CommentaireL’UDC, un parti d’extrême droite comme les autres
La formation emmenée par Marco Chiesa coche aujourd’hui toutes les cases d’un mouvement d’extrême-droite.
- par
- Eric Felley
Dans un article publié la semaine dernière sur le blog de Mediapart, l’historien genevois Charles Heimberg s’interroge sur le positionnement actuel de l’UDC. «Compte tenu de son histoire auparavant plus modérée, note-t-il, et du fait qu’une partie de ses membres se réfèrent toujours au parti agrarien qu’elle a été, la plupart des médias et observateurs euphémisent et n’évoquent généralement qu’une formation de droite, conservatrice, nationaliste, voire populiste».

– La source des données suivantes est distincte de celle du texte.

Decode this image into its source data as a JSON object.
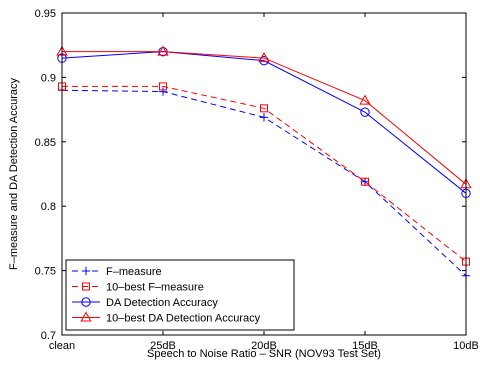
{
  "chart_data": {
    "type": "line",
    "title": "",
    "xlabel": "Speech to Noise Ratio – SNR (NOV93 Test Set)",
    "ylabel": "F–measure and DA Detection Accuracy",
    "categories": [
      "clean",
      "25dB",
      "20dB",
      "15dB",
      "10dB"
    ],
    "ylim": [
      0.7,
      0.95
    ],
    "yticks": [
      "0.7",
      "0.75",
      "0.8",
      "0.85",
      "0.9",
      "0.95"
    ],
    "grid": false,
    "legend_position": "bottom-left",
    "series": [
      {
        "name": "F–measure",
        "values": [
          0.89,
          0.889,
          0.869,
          0.819,
          0.746
        ],
        "color": "#0000ff",
        "dash": "dashed",
        "marker": "plus"
      },
      {
        "name": "10–best F–measure",
        "values": [
          0.893,
          0.893,
          0.876,
          0.819,
          0.757
        ],
        "color": "#ff0000",
        "dash": "dashed",
        "marker": "square"
      },
      {
        "name": "DA Detection Accuracy",
        "values": [
          0.915,
          0.92,
          0.913,
          0.873,
          0.81
        ],
        "color": "#0000ff",
        "dash": "solid",
        "marker": "circle"
      },
      {
        "name": "10–best DA Detection Accuracy",
        "values": [
          0.92,
          0.92,
          0.915,
          0.882,
          0.817
        ],
        "color": "#ff0000",
        "dash": "solid",
        "marker": "triangle"
      }
    ]
  }
}
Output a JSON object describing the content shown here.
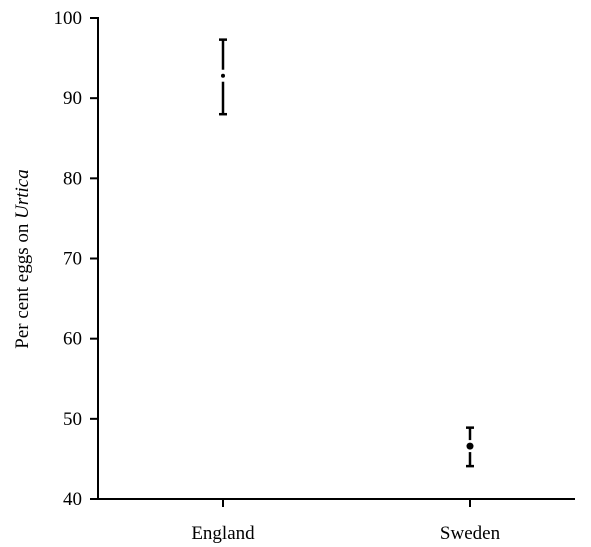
{
  "chart_data": {
    "type": "scatter",
    "title": "",
    "xlabel": "",
    "ylabel_parts": [
      {
        "text": "Per cent eggs on ",
        "italic": false
      },
      {
        "text": "Urtica",
        "italic": true
      }
    ],
    "ylim": [
      40,
      100
    ],
    "yticks": [
      40,
      50,
      60,
      70,
      80,
      90,
      100
    ],
    "categories": [
      "England",
      "Sweden"
    ],
    "points": [
      {
        "category": "England",
        "y": 92.8,
        "err_low": 88.0,
        "err_high": 97.3
      },
      {
        "category": "Sweden",
        "y": 46.6,
        "err_low": 44.1,
        "err_high": 48.9
      }
    ],
    "grid": false,
    "legend": "none"
  }
}
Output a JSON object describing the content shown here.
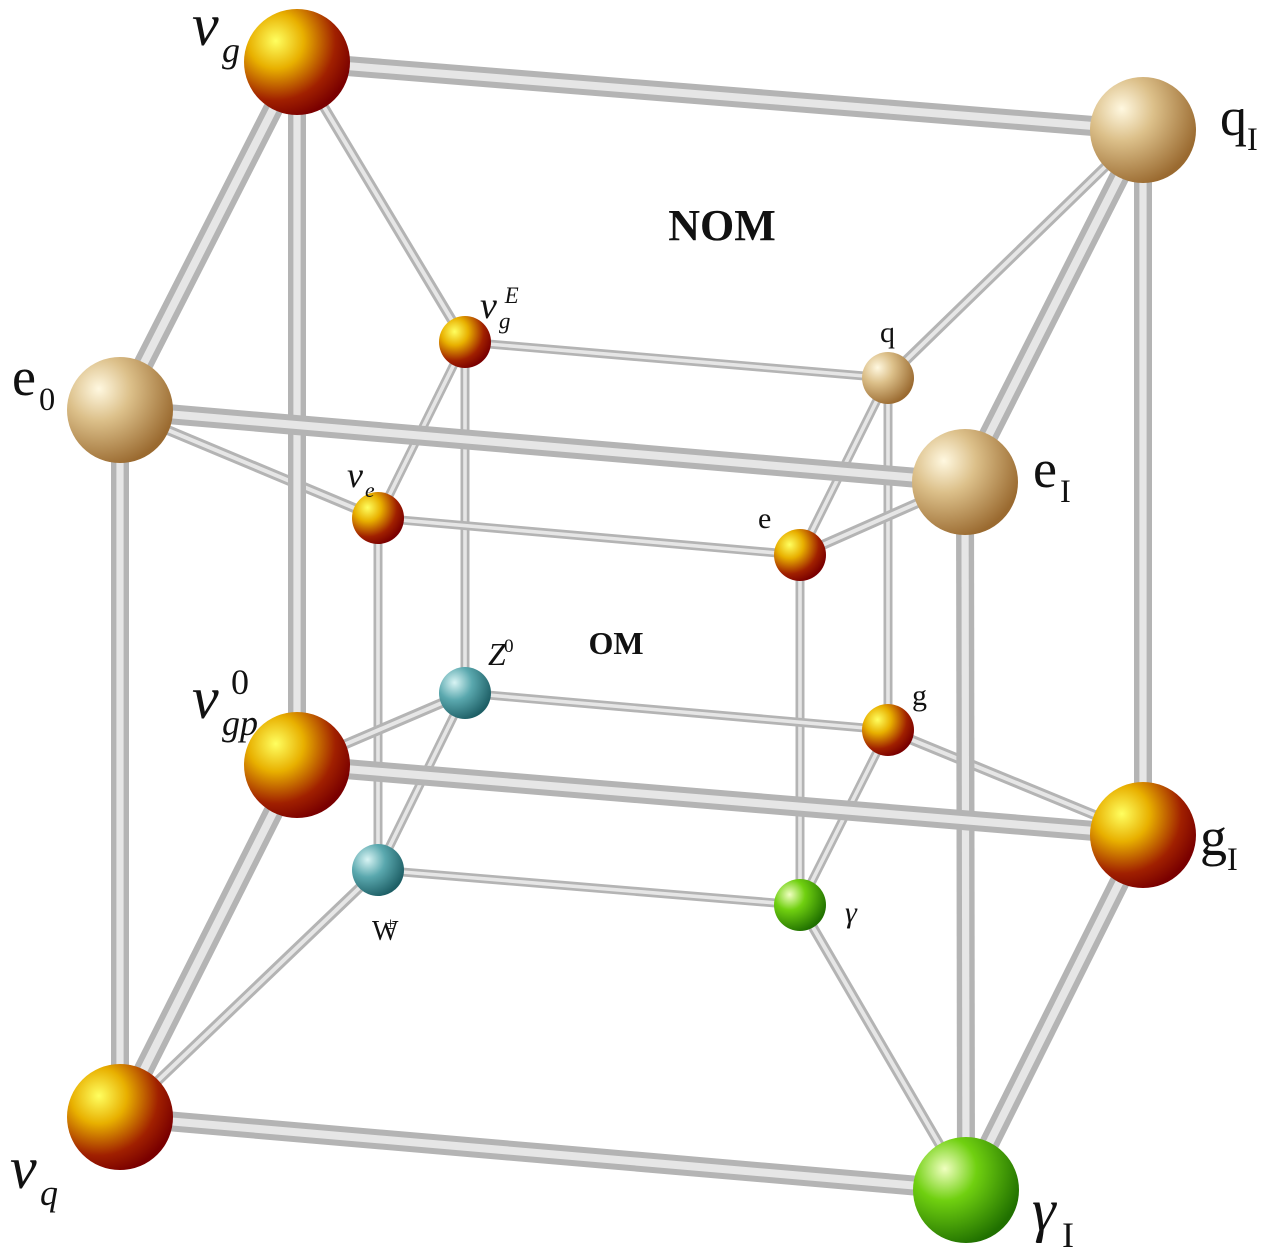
{
  "titles": {
    "outer": "NOM",
    "inner": "OM"
  },
  "nodes": [
    {
      "label": "ν",
      "sub": "g"
    },
    {
      "label": "q",
      "sub": "I"
    },
    {
      "label": "e",
      "sub": "0"
    },
    {
      "label": "e",
      "sub": "I"
    },
    {
      "label": "ν",
      "sub": "gp",
      "sup": "0"
    },
    {
      "label": "g",
      "sub": "I"
    },
    {
      "label": "ν",
      "sub": "q"
    },
    {
      "label": "γ",
      "sub": "I"
    },
    {
      "label": "ν",
      "sub": "g",
      "sup": "E"
    },
    {
      "label": "q"
    },
    {
      "label": "ν",
      "sub": "e"
    },
    {
      "label": "e"
    },
    {
      "label": "Z",
      "sup": "0"
    },
    {
      "label": "g"
    },
    {
      "label": "W",
      "sup": "±"
    },
    {
      "label": "γ"
    }
  ]
}
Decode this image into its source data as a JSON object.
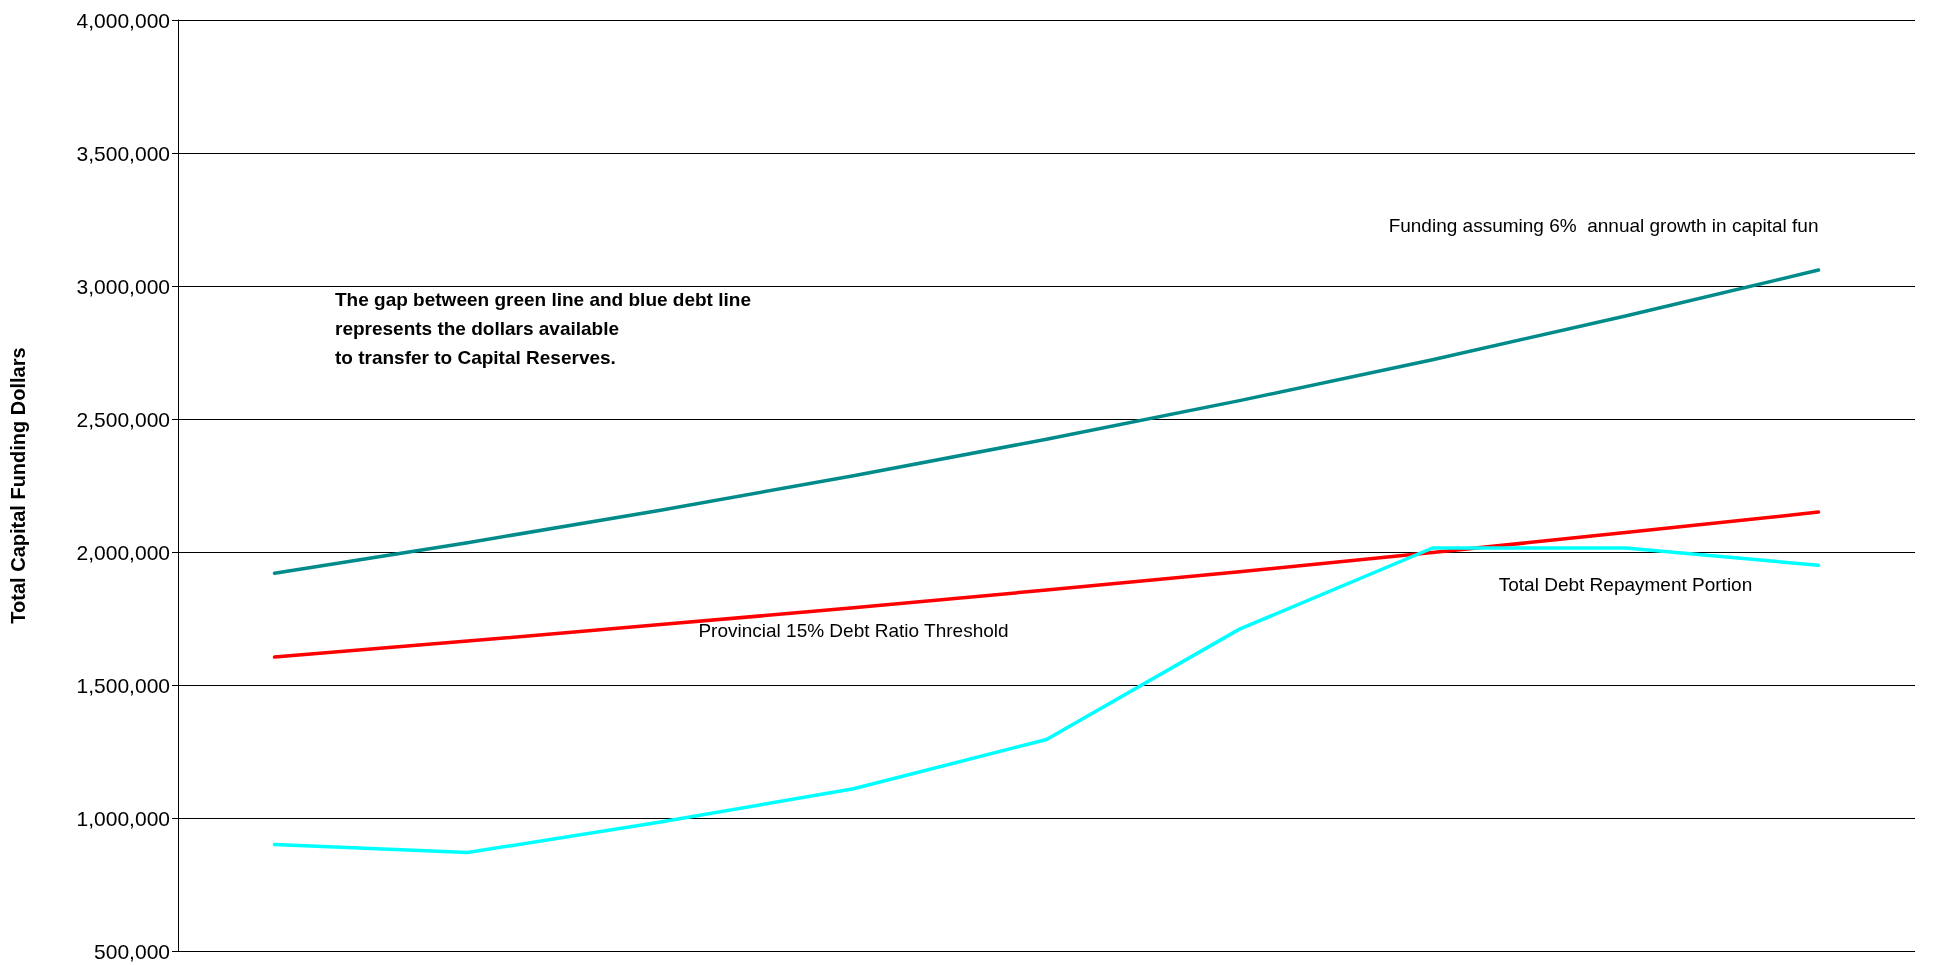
{
  "chart_data": {
    "type": "line",
    "ylabel": "Total Capital Funding Dollars",
    "categories": [
      null,
      null,
      null,
      null,
      null,
      null,
      null,
      null,
      null
    ],
    "ylim": [
      500000,
      4000000
    ],
    "yticks": [
      {
        "value": 500000,
        "label": "500,000"
      },
      {
        "value": 1000000,
        "label": "1,000,000"
      },
      {
        "value": 1500000,
        "label": "1,500,000"
      },
      {
        "value": 2000000,
        "label": "2,000,000"
      },
      {
        "value": 2500000,
        "label": "2,500,000"
      },
      {
        "value": 3000000,
        "label": "3,000,000"
      },
      {
        "value": 3500000,
        "label": "3,500,000"
      },
      {
        "value": 4000000,
        "label": "4,000,000"
      }
    ],
    "grid": "y",
    "legend": false,
    "marker": "none",
    "line_style": "solid",
    "series": [
      {
        "name": "Funding assuming 6%  annual growth in capital fun",
        "color": "#008b8b",
        "values": [
          1920000,
          2035000,
          2157000,
          2287000,
          2424000,
          2569000,
          2723000,
          2887000,
          3060000
        ]
      },
      {
        "name": "Provincial 15% Debt Ratio Threshold",
        "color": "#ff0000",
        "values": [
          1605000,
          1665000,
          1727000,
          1790000,
          1857000,
          1926000,
          1998000,
          2073000,
          2150000
        ]
      },
      {
        "name": "Total Debt Repayment Portion",
        "color": "#00ffff",
        "values": [
          900000,
          870000,
          985000,
          1110000,
          1295000,
          1710000,
          2015000,
          2015000,
          1950000
        ]
      }
    ],
    "annotations": [
      "The gap between green line and blue debt line\nrepresents the dollars available\nto transfer to Capital Reserves."
    ]
  }
}
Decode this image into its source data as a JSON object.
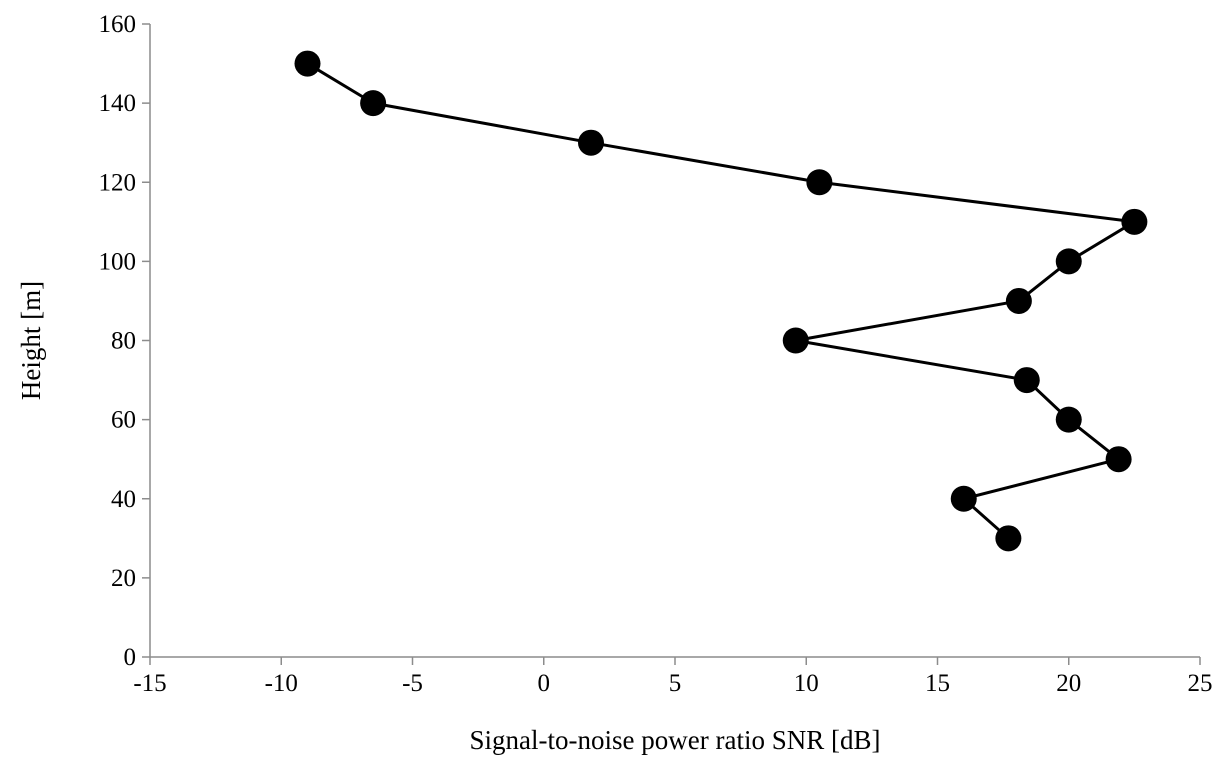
{
  "chart_data": {
    "type": "line",
    "title": "",
    "xlabel": "Signal-to-noise power ratio SNR [dB]",
    "ylabel": "Height [m]",
    "xlim": [
      -15,
      25
    ],
    "ylim": [
      0,
      160
    ],
    "xticks": [
      -15,
      -10,
      -5,
      0,
      5,
      10,
      15,
      20,
      25
    ],
    "yticks": [
      0,
      20,
      40,
      60,
      80,
      100,
      120,
      140,
      160
    ],
    "grid": false,
    "legend": "none",
    "colors": {
      "series": "#000000",
      "axis": "#8c8c8c"
    },
    "series": [
      {
        "points": [
          {
            "x": -9.0,
            "y": 150
          },
          {
            "x": -6.5,
            "y": 140
          },
          {
            "x": 1.8,
            "y": 130
          },
          {
            "x": 10.5,
            "y": 120
          },
          {
            "x": 22.5,
            "y": 110
          },
          {
            "x": 20.0,
            "y": 100
          },
          {
            "x": 18.1,
            "y": 90
          },
          {
            "x": 9.6,
            "y": 80
          },
          {
            "x": 18.4,
            "y": 70
          },
          {
            "x": 20.0,
            "y": 60
          },
          {
            "x": 21.9,
            "y": 50
          },
          {
            "x": 16.0,
            "y": 40
          },
          {
            "x": 17.7,
            "y": 30
          }
        ]
      }
    ]
  }
}
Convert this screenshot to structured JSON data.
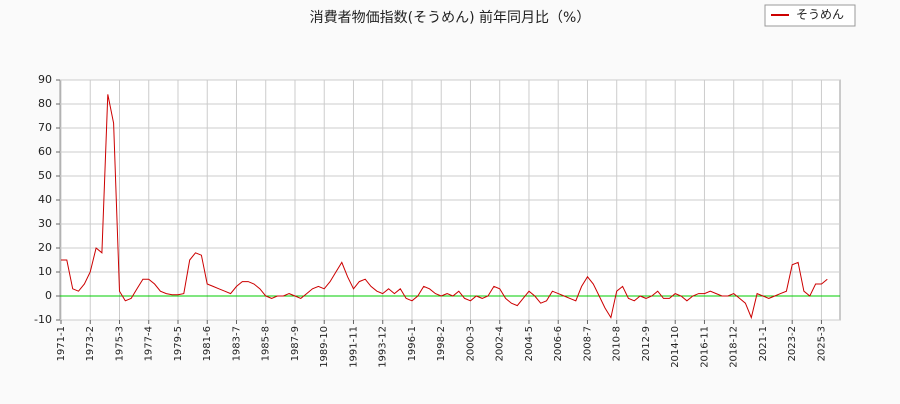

Mais pour Charles Heimberg, en 2023, l’UDC est devenue un parti d’extrême-droite dans la même constellation que les partis affiliés européens comme la Lega en Italie, Vox en Espagne, l’AfD en Allemagne ou les Vrais Finlandais en Finlande.
Dénominateurs communs
L’historien genevois se réfère à une étude de Steven Forti sur le phénomène de l’extrême-droite 2.0 au XXIe siècle. Selon lui, tous ces mouvements ont des dénominateurs communs: «nationalisme, identitarisme ou nativisme marqués, récupération de la souveraineté nationale, critique profonde du multilatéralisme, défense des valeurs conservatrices, de la loi et de l’ordre, islamophobie, condamnation de l’immigration comme «invasion», critique du multiculturalisme et des sociétés ouvertes et, enfin, anti-intellectualisme».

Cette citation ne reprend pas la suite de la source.